To w tym miejscu urodziło się wielu mieszkańców naszego miasta. W minionym roku przyszło tu na świat blisko tysiąc maluchów.

Pierwsze w tym roku dziecko w Mysłowickim Centrum Zdrowia pojawiło się na świecie 1 stycznia tuż po godzinie 2. W poprzednim roku maluchów urodziło się tu jednak znacznie więcej niż w 2019. 

– W zeszłym roku urodziło się w Mysłowicach 987 dzieci i to jest 20-procentowy wzrost w stosunku do poprzedniego roku, w którym urodziło się ponad 700 dzieci. Dzieci, jak widać, chcą przyjść na świat niezależnie od pandemii. Jesteśmy jednym z nielicznych szpitali, który ani jeden dzień nie przerwał porodów. Poza tym dołożyliśmy wszelkich starań, aby porody były rodzinne. W związku z powyższym mamy przyjeżdżały do Mysłowic z ościennych miast – informuje Kajetan Gornig, prezes Mysłowickiego Centrum Zdrowia.

Do porodu w Mysłowicach zachęcają dobre warunki i personel.

– Chodzi przede wszystkim o wanny porodowe. Jesteśmy w trakcie zakupu drugiej wanny. Jesteśmy liderem, można powiedzieć, tych technik. Położne są od tego, żeby słuchać i doradzać paniom, jak mają ten uroczysty dzień przeżyć – dodaje Kajetan Gornig.

Nie wszyscy urodzeni w MCZ to mysłowiczanie, ale urodzonych tu czy w innych miastach przybyło przez rok w Mysłowicach i tak prawie tysiąc.

– Zarejestrowaliśmy 996 urodzeń. To w porównaniu do 2019 r. jest o 130 urodzeń więcej. Dodam, że wśród nowych dzieci, które się urodziły, ponad połowa, bo 540, to właśnie chłopcy – mówi Danuta Niemiec, zastępca kierownika Urzędu Stanu Cywilnego w Mysłowicach.

Jakie imiona rodzice wybierali najczęściej?

– Dla chłopców rodzice najczęściej wybierali imię Leon. Zostało ono zarejestrowane 28 razy. Dużą popularnością wśród imion cieszyły się również takie imiona, jak Filip, Maksymilian Antoni czy też Jakub.
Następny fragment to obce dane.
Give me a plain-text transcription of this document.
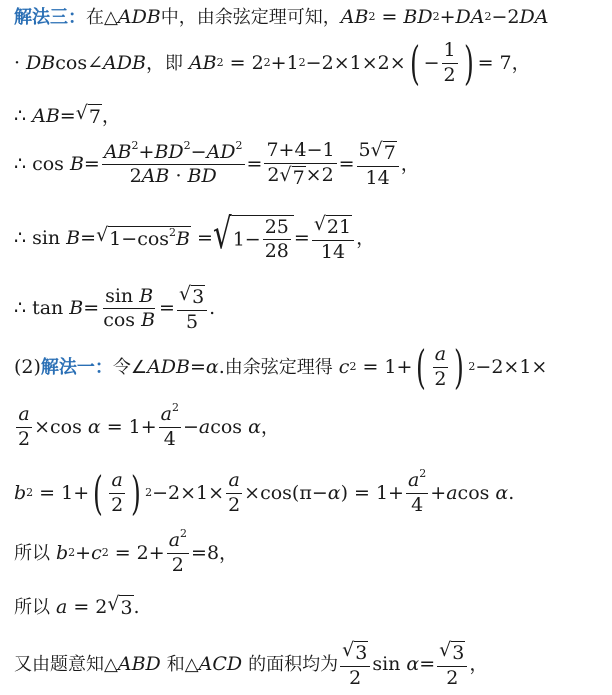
解法三： 在△ ADB 中，由余弦定理可知， AB 2 = BD 2 + DA 2 − 2 DA
· DB cos ∠ ADB ， 即 AB 2 = 2 2 + 1 2 − 2 × 1 × 2 × ( − $\frac{1}{2}$ ) = 7 ，
∴ AB = √ 7 ，
∴ $\cos B = \frac{AB^2+BD^2-AD^2}{2AB \cdot BD} = \frac{7+4-1}{2 √ 7 \times 2} = \frac{5 √ 7}{14}$ ，
∴ sin B = √ $1-\cos^2B$ = √ $1- \frac{25}{28} = \frac{√ 21}{14}$ ，
∴ $\tan B = \frac{\text{sin B}}{\text{cos B}} = \frac{√ 3}{5}$ .
(2) 解法一： 令∠ ADB = α . 由余弦定理得 c 2 = 1 + ( $\frac{a}{2}$ ) 2 − 2 × 1 ×
$\frac{a}{2} \times \cos \alpha = 1 + \frac{a^2}{4} - a$ cos α ，
b 2 = 1 + ( $\frac{a}{2}$ ) $2 - 2 \times 1 \times \frac{a}{2} \times \cos$ ( π − α ) = $1 + \frac{a^2}{4} + a$ cos α .
所以 b 2 + c $2 = 2 + \frac{a^2}{2} = 8$ ，
所以 a = 2 √ 3 .
又由题意知△ ABD 和△ ACD 的面积均为 $\frac{√ 3}{2}$ $\sin \alpha = \frac{√ 3}{2}$ ，
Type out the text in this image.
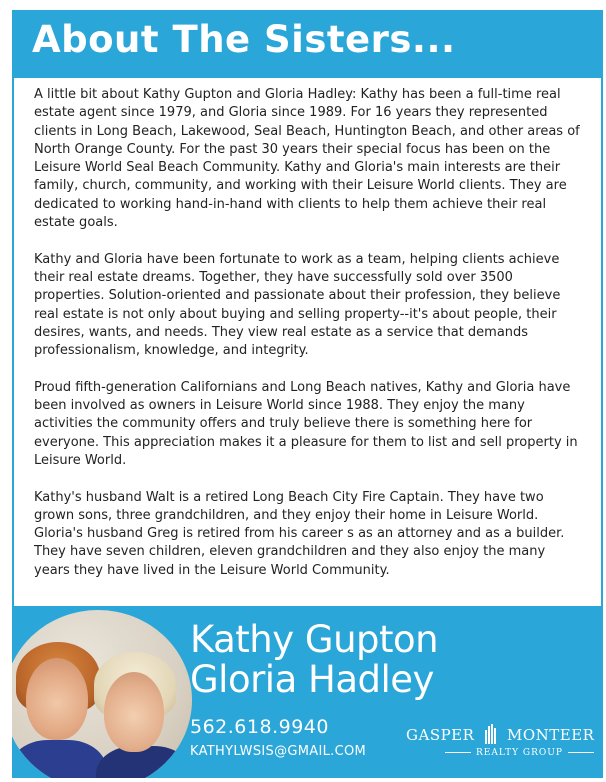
About The Sisters...

A little bit about Kathy Gupton and Gloria Hadley: Kathy has been a full-time real estate agent since 1979, and Gloria since 1989. For 16 years they represented clients in Long Beach, Lakewood, Seal Beach, Huntington Beach, and other areas of North Orange County. For the past 30 years their special focus has been on the Leisure World Seal Beach Community. Kathy and Gloria's main interests are their family, church, community, and working with their Leisure World clients. They are dedicated to working hand-in-hand with clients to help them achieve their real estate goals.

Kathy and Gloria have been fortunate to work as a team, helping clients achieve their real estate dreams. Together, they have successfully sold over 3500 properties. Solution-oriented and passionate about their profession, they believe real estate is not only about buying and selling property--it's about people, their desires, wants, and needs. They view real estate as a service that demands professionalism, knowledge, and integrity.

Proud fifth-generation Californians and Long Beach natives, Kathy and Gloria have been involved as owners in Leisure World since 1988. They enjoy the many activities the community offers and truly believe there is something here for everyone. This appreciation makes it a pleasure for them to list and sell property in Leisure World.

Kathy's husband Walt is a retired Long Beach City Fire Captain. They have two grown sons, three grandchildren, and they enjoy their home in Leisure World. Gloria's husband Greg is retired from his career s as an attorney and as a builder. They have seven children, eleven grandchildren and they also enjoy the many years they have lived in the Leisure World Community.

Kathy Gupton
Gloria Hadley
562.618.9940
KATHYLWSIS@GMAIL.COM
GASPER MONTEER
REALTY GROUP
Wśród dziewczynek prym wiodła w tym roku Hanna zarejestrowana 25 razy. Również wiele razy została zarejestrowana Julia, Lena, Laura, Emilia czy też Alicja – wylicza Danuta Niemiec.

Zdarzały się też niepospolite imiona, jak Kasandra, Sofia, Jozue, Aaron, Kasjan, Liam czy Collin. W przypadku niektórych propozycji pracownicy urzędu stanu cywilnego są jednak zmuszeni odmówić.

– Wpłynął jeden wniosek o rejestrację noworodka, dla którego rodzice wybrali jako imię drugie, imię Grunwald. Wysłaliśmy zapytanie do Rady Języka Polskiego, która wystawiła opinię, że Grunwald jest nazwą miejscową. W związku z powyższym nazw miejscowych nie używamy zarówno jako imion pierwszych, czy też imion drugich – dodaje Danuta Niemiec.

Z popularnym czy też bardziej niecodziennym imieniem, dzieciom i ich rodzicom życzymy wszystkiego dobrego w nowym roku.